Wednesday, July 16, 2008

The first official day!!!

I arrived in Peru last night and with relatively little trouble. The flight was long but I got through immigration and customs just fine. After getting to my house around 2 in the morning I was able to sleep finally in a nice comfortable bed. Today I woke up and met our maid. She is the sweetest person I think I've ever met.
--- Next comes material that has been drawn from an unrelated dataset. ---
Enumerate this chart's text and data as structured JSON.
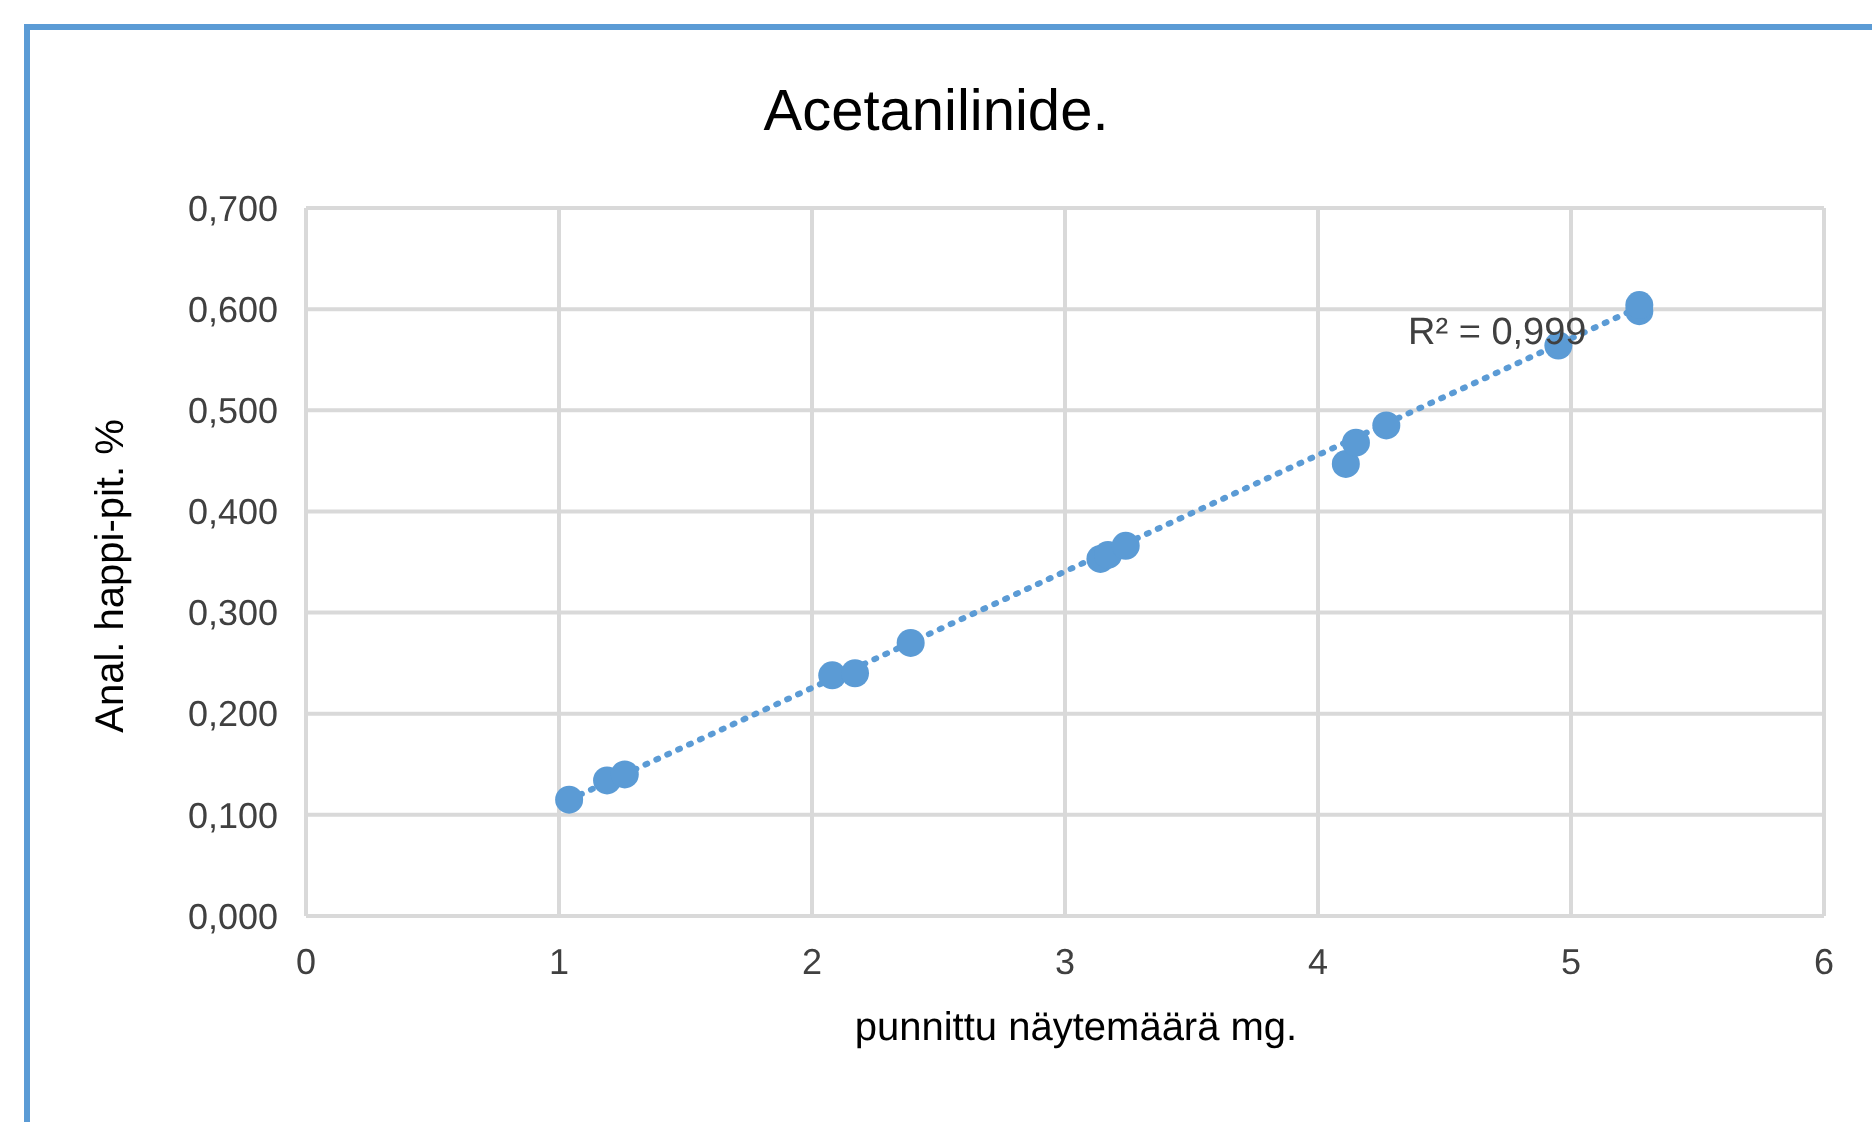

The only issue is that she speaks spanish at lightning speed and it was a challenge to keep up, but we did ok and she told me my spanish was good.LOL. Anyways later in the day my roommate, a friend, and I went to the store to buy groceries and other items we needed for our houses. Figuring out the exchange rate was a trick but luckily I have a roommate who is very good in math. Yay for math teachers!!! Now I am home and about to crash out after I organize my clothes a bit. Thank you all for your prayers for my safe travel it was a smooth trip. Pray for me tomorrow because I am going to walk to the store by myself. The only way to gain independence is to do something by yourself and I live in a safe neighborhood so off I go to investigate my new world.